Début novembre, je termine de corder le bois pour l’hiver. Soudain, un éclair traverse le sentier derrière ma maison. Furtive, fugace, inopinée et rapide, la bête me scruta : proie trop grosse, se dit-elle. Elle continua sa course; emportant avec elle grâce et félinité. Blancheur éclatante sur fond de feuilles orangées fraichement tombées, elle me conquit dès l’instant que nos regards se sont croisés. Taille fine, élancée, oreilles bien tendues, petits yeux vifs dont la profondeur révèle l’intelligence. Propreté indéniable jusqu’au bout de sa queue : que dire de ses ongles? L’élégance redéfinie. Férocité pressentie.
Hermine? Belette? Vison? Marte? Mâle ou femelle?

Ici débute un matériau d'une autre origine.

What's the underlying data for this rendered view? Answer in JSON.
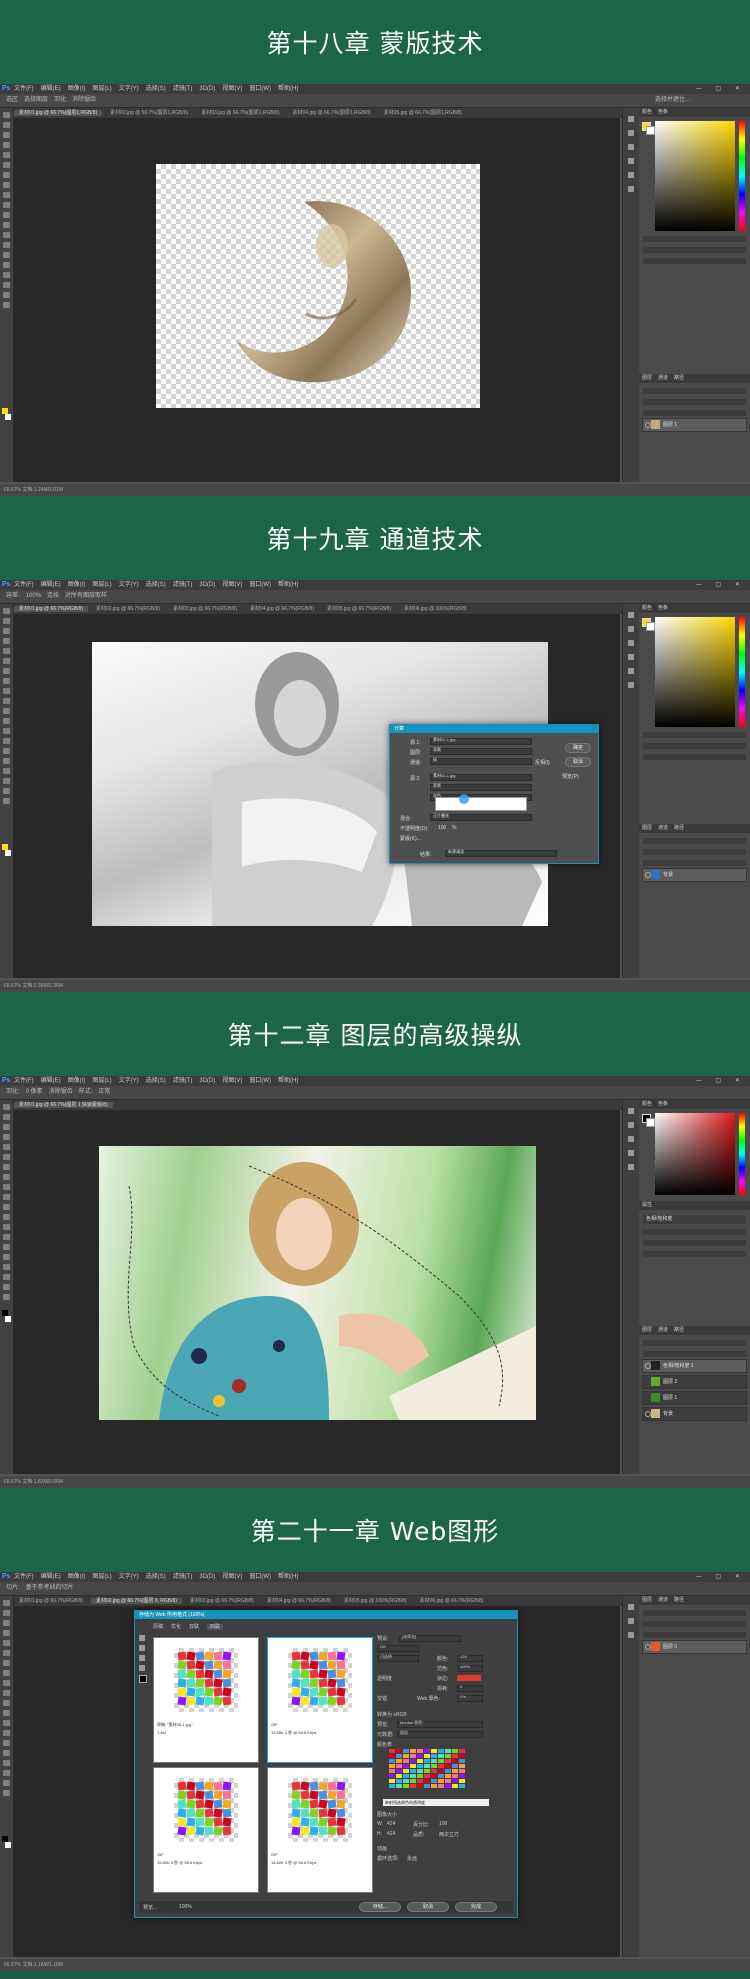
{
  "sections": [
    {
      "title": "第十八章 蒙版技术"
    },
    {
      "title": "第十九章 通道技术"
    },
    {
      "title": "第十二章 图层的高级操纵"
    },
    {
      "title": "第二十一章 Web图形"
    }
  ],
  "ps": {
    "logo": "Ps",
    "menus": [
      "文件(F)",
      "编辑(E)",
      "图像(I)",
      "图层(L)",
      "文字(Y)",
      "选择(S)",
      "滤镜(T)",
      "3D(D)",
      "视图(V)",
      "窗口(W)",
      "帮助(H)"
    ],
    "window_controls": "— ▢ ✕",
    "panel_tabs_color": [
      "颜色",
      "色板"
    ],
    "panel_tabs_layers": [
      "图层",
      "通道",
      "路径"
    ]
  },
  "screen1": {
    "options": [
      "选区",
      "选择图层",
      "羽化",
      "消除锯齿"
    ],
    "options_right": "选择并遮住...",
    "tabs": [
      "素材01.jpg @ 66.7%(图层1,RGB/8)",
      "素材02.jpg @ 50.7%(图层1,RGB/8)",
      "素材03.jpg @ 66.7%(图层1,RGB/8)",
      "素材04.jpg @ 66.7%(图层1,RGB/8)",
      "素材05.jpg @ 66.7%(图层1,RGB/8)"
    ],
    "status": "66.67%   文档:1.24M/2.01M",
    "layers": [
      {
        "name": "图层 1",
        "selected": true
      }
    ]
  },
  "screen2": {
    "options": [
      "容差:",
      "100%",
      "连续",
      "对所有图层取样"
    ],
    "tabs": [
      "素材01.jpg @ 66.7%(RGB/8)",
      "素材02.jpg @ 66.7%(RGB/8)",
      "素材03.jpg @ 66.7%(RGB/8)",
      "素材04.jpg @ 66.7%(RGB/8)",
      "素材05.jpg @ 66.7%(RGB/8)",
      "素材06.jpg @ 100%(RGB/8)"
    ],
    "status": "66.67%   文档:2.36M/2.36M",
    "dialog": {
      "title": "计算",
      "src1_label": "源 1:",
      "src1_value": "素材02-1.jpg",
      "layer_label": "图层:",
      "layer_value": "背景",
      "channel_label": "通道:",
      "channel_value": "绿",
      "invert_label": "反相(I)",
      "src2_label": "源 2:",
      "src2_value": "素材02-1.jpg",
      "layer2_value": "背景",
      "channel2_value": "灰色",
      "blend_label": "混合:",
      "blend_value": "正片叠底",
      "opacity_label": "不透明度(O):",
      "opacity_value": "100",
      "opacity_unit": "%",
      "mask_label": "蒙版(K)...",
      "result_label": "结果:",
      "result_value": "新建通道",
      "ok": "确定",
      "cancel": "取消",
      "preview_label": "预览(P)"
    },
    "layers": [
      {
        "name": "背景",
        "selected": true
      }
    ]
  },
  "screen3": {
    "options": [
      "羽化:",
      "0 像素",
      "消除锯齿",
      "样式:",
      "正常"
    ],
    "tabs": [
      "素材01.jpg @ 66.7%(图层 1,快速蒙版/8)"
    ],
    "status": "66.67%   文档:1.82M/3.66M",
    "layers": [
      {
        "name": "色相/饱和度 1",
        "selected": true
      },
      {
        "name": "图层 2",
        "selected": false
      },
      {
        "name": "图层 1",
        "selected": false
      },
      {
        "name": "背景",
        "selected": false
      }
    ],
    "props_title": "属性",
    "props_row": "色相/饱和度"
  },
  "screen4": {
    "options": [
      "切片:",
      "基于参考线的切片"
    ],
    "tabs": [
      "素材01.jpg @ 66.7%(RGB/8)",
      "素材02.jpg @ 66.7%(图层 0, RGB/8)",
      "素材03.jpg @ 66.7%(RGB/8)",
      "素材04.jpg @ 66.7%(RGB/8)",
      "素材05.jpg @ 100%(RGB/8)",
      "素材06.jpg @ 66.7%(RGB/8)"
    ],
    "status": "66.67%   文档:1.16M/1.16M",
    "dialog": {
      "title": "存储为 Web 所用格式 (100%)",
      "view_tabs": [
        "原稿",
        "优化",
        "双联",
        "四联"
      ],
      "preset_label": "预设:",
      "preset_value": "[未命名]",
      "format_value": "GIF",
      "reduction_value": "可选择",
      "colors_label": "颜色:",
      "colors_value": "128",
      "dither_label": "仿色:",
      "dither_value": "100%",
      "transparency_label": "透明度",
      "matte_label": "杂边:",
      "interlaced_label": "交错",
      "websnap_label": "Web 靠色:",
      "websnap_value": "0%",
      "lossy_label": "损耗:",
      "lossy_value": "0",
      "convert_label": "转换为 sRGB",
      "preview_label": "预览:",
      "preview_value": "Monitor 颜色",
      "metadata_label": "元数据:",
      "metadata_value": "版权",
      "color_table_label": "颜色表",
      "image_size_label": "图像大小",
      "w_label": "W:",
      "w_value": "424",
      "h_label": "H:",
      "h_value": "424",
      "percent_label": "百分比:",
      "percent_value": "100",
      "quality_label": "品质:",
      "quality_value": "两次立方",
      "tooltip": "映射所选颜色的透明度",
      "anim_label": "动画",
      "loop_label": "循环选项:",
      "loop_value": "永远",
      "panes": [
        {
          "line1": "原稿: \"素材05-1.jpg\"",
          "line2": "1.4M"
        },
        {
          "line1": "GIF",
          "line2": "15.88K  3 秒 @ 56.6 Kbps"
        },
        {
          "line1": "GIF",
          "line2": "15.82K  3 秒 @ 56.6 Kbps"
        },
        {
          "line1": "GIF",
          "line2": "15.82K  3 秒 @ 56.6 Kbps"
        }
      ],
      "zoom_value": "100%",
      "save": "存储...",
      "cancel": "取消",
      "done": "完成",
      "preview_btn": "预览..."
    },
    "layers": [
      {
        "name": "图层 0",
        "selected": true
      }
    ]
  }
}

Que faisait cette bête dans ma cour?
Quelques recherches m’indiquent qu’il s’agissait probablement d’une belette pygmée, femelle ou jouvenceau, dans sa tenue hivernale. Des millénaires ont été nécessaires à cette adaptation. Changer de couleur de pelage du brun au blanc pour mieux se confondre dans l’environnement enneigé afin d’attraper ses proies et se cacher des prédateurs n’est pas chose facile. Chasseresse infatigable, elle se nourrit de menus mammifères tels que les mulots, souris, tamias, écureuils et parfois même volatiles et petits lièvres. Je vous ai parlé du zoo dans ma cour dans une chronique, et bien je dois ajouter celle-ci ma liste d’animaux répertoriés. La mangeoire d’oiseaux explique tout. Elle était en chasse la coquine.

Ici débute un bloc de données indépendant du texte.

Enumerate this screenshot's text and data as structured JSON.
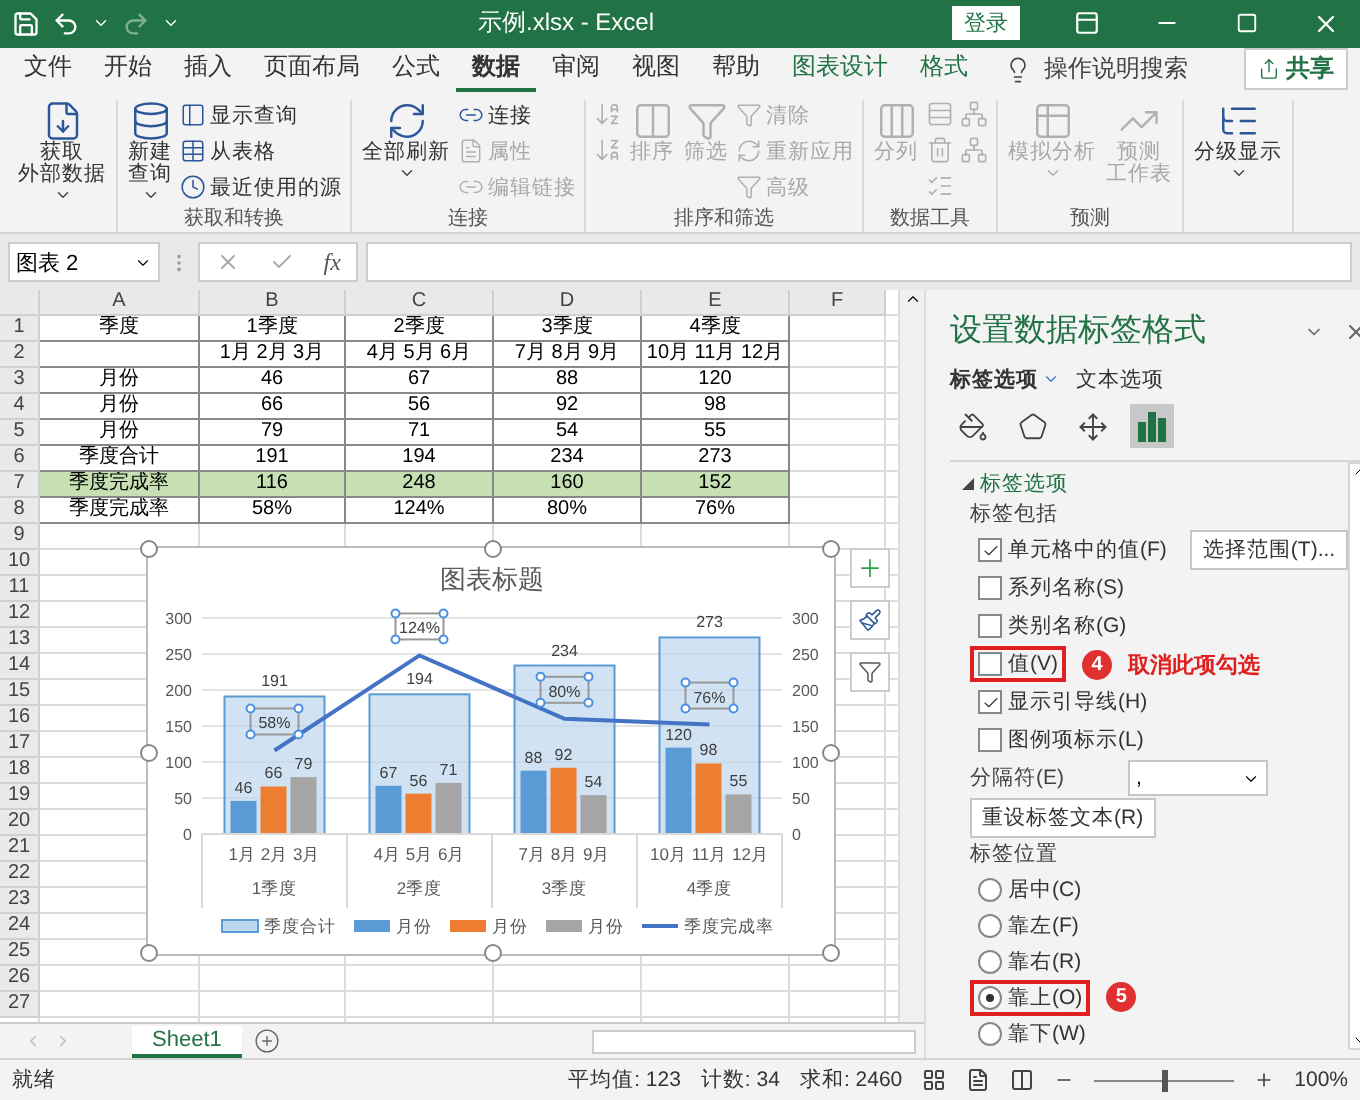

Elle peut vivre 9 à 10 ans en captivité, mais plutôt 2 à 3 dans son milieu naturel. Grande solitaire, sauf pour ses amours qui courent de mars à juin. Temps de gestation : 35 jours. Elle peut avoir 2 à 3 portées annuelles de 3 à 6 petits. Les jeunes sont indépendants après quelques semaines. Le mâle aide parfois à les nourrir.
Il y a plusieurs années, une de celles-ci dévorait les cuisses de mes lièvres pris au collet ; pratique barbare que j’ai depuis délaissée. J’avais identifié la bête par ses empreintes laissées dans la neige et ses multiples terriers, mais sans jamais la voir. Sa fourberie exaltait mon respect et créait aussi un peu de frayeur. Sa réputation n’était plus à faire, j’espérerais néanmoins la rencontrer en sachant très bien qu’elle m’apercevrait la première. Animal nocturne, l’observer dans l’après-midi fut une chance inouïe ou un malheur pour ma dulcinée : le manque
de neige la rend maintenant visible pour moi et ses prédateurs. Faucons, aigles, hiboux, coyotes, renards, chats et chiens la convoitent. Victime des changements climatiques, elle est aujourd’hui menacée, elle qui partage notre imaginaire depuis l’aube des temps.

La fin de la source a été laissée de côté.